Istiqamah dan Keikhlasan

Beristiqamah itu bagus. Misalnya, seseorang yang senantiasa menjadi imam shalat. Namun, pada sisi lain perlu ditinjau: apakah ia benar-benar ikhlas istiqamah, atau sebenarnya tidak ingin digantikan? Jika demikian, ia harus memutuskan istiqamahnya untuk menghindarkan diri dari kecenderungan mempertahankan posisi (muassasah).


Fiqih dan Pertimbangan Adab

Memenuhi undangan itu adalah perintah syariat dan bentuk penghormatan. Namun, pada saat yang sama, seseorang bisa saja mengurungkan diri datang karena khawatir kehadirannya justru memberatkan tuan rumah, merepotkan, atau menimbulkan beban tertentu.

Orang-orang yang lebih mengutamakan fiqih akan tampak dengan aturan-aturan yang mengikat. Sedangkan orang yang mengedepankan adab dan akhlak, lebih condong kepada sikap sopan, hati-hati, dan ta’zhim.

Contoh lain: Ada pertanyaan, “Si Fulan tidak sempurna shalatnya.

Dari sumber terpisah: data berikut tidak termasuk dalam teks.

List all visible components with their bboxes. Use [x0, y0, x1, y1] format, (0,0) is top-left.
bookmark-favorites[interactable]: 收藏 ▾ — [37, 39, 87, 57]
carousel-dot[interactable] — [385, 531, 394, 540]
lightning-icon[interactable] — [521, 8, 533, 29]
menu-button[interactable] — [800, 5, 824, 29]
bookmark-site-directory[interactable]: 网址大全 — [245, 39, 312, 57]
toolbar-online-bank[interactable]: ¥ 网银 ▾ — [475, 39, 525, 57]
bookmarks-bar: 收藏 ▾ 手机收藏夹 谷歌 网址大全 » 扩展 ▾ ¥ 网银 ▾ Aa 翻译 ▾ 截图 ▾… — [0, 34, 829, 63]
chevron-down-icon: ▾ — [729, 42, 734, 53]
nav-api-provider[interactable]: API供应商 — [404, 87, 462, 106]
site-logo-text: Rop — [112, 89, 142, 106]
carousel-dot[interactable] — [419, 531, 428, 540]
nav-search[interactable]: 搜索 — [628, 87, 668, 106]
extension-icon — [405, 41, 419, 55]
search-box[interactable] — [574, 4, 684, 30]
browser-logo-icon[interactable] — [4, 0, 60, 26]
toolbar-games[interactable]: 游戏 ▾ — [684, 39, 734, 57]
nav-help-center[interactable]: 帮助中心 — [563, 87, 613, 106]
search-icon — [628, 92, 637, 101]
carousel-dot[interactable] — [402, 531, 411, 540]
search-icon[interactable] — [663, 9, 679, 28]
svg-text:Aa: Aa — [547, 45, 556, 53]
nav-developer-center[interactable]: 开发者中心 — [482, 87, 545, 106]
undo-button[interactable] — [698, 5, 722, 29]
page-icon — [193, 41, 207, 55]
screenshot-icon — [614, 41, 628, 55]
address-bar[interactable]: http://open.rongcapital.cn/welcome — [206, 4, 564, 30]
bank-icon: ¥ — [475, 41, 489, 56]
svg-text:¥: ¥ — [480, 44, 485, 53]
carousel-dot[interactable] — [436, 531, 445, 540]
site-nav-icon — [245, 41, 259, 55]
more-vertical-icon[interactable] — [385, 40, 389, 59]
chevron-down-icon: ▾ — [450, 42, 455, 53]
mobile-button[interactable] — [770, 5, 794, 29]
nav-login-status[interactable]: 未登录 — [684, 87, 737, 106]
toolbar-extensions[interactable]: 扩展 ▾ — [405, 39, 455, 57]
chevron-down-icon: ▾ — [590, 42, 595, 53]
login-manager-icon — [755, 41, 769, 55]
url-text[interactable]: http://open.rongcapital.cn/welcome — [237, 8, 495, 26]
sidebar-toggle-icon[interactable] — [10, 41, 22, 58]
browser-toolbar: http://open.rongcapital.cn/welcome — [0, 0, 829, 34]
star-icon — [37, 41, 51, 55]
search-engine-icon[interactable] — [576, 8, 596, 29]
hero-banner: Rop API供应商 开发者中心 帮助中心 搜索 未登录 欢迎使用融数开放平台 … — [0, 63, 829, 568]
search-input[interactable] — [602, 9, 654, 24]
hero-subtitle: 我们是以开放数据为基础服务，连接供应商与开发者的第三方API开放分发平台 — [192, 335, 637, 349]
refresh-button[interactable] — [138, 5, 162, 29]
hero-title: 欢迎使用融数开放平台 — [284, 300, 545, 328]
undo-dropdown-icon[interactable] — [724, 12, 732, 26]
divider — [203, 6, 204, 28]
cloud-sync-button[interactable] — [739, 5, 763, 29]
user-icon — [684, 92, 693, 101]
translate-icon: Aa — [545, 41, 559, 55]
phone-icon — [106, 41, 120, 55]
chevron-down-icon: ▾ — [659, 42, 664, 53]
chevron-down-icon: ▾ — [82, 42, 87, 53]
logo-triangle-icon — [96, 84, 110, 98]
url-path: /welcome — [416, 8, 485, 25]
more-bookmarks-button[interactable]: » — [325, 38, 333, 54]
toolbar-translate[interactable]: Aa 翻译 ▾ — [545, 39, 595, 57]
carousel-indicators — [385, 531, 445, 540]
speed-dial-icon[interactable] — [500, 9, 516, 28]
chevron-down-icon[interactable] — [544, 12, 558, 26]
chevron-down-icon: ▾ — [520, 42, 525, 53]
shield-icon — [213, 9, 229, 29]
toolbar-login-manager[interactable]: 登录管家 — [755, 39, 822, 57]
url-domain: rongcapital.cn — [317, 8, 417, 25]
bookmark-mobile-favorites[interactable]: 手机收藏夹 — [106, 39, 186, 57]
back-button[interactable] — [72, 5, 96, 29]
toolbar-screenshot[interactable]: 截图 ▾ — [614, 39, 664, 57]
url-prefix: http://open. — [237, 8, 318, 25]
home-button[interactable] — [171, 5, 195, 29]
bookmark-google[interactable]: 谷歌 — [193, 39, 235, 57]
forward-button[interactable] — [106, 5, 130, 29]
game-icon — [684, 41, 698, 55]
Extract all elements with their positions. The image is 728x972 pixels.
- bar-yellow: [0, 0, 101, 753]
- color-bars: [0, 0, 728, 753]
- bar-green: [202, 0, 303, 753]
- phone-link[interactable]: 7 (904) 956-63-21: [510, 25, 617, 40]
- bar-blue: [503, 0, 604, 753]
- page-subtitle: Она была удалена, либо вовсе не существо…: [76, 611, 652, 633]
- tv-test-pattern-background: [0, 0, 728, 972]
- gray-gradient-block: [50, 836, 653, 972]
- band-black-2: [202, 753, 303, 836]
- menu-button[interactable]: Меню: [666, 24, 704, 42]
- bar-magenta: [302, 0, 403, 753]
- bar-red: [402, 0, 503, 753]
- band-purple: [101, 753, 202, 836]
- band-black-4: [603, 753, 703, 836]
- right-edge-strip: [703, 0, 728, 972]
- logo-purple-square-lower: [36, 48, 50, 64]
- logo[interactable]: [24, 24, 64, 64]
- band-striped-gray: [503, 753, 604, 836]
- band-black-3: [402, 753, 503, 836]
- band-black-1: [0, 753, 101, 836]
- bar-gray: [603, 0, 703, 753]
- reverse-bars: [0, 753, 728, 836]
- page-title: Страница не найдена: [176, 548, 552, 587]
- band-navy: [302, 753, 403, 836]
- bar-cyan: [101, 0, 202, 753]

Apakah ia masih perlu shalat atau tidak usah shalat saja, karena percuma jika tidak sah?”

Menjawab secara fiqih, maka semua syarat dan rukun harus dipenuhi. Bila tidak terpenuhi, maka shalatnya batal.

Namun, jika ditinjau dari adab kepada Allah, maka diterima atau tidaknya adalah hak prerogatif Allah sebagai Tuhan yang Maha Menilai.
Berani menilai perkara yang menjadi hak Allah justru dianggap tidak beradab.

Jika dilihat dari sisi niatnya yang baik, yaitu ia mau melaksanakan perintah Allah (shalat), maka lebih baik tetap melaksanakan daripada meninggalkannya, meski masih belajar menyempurnakan.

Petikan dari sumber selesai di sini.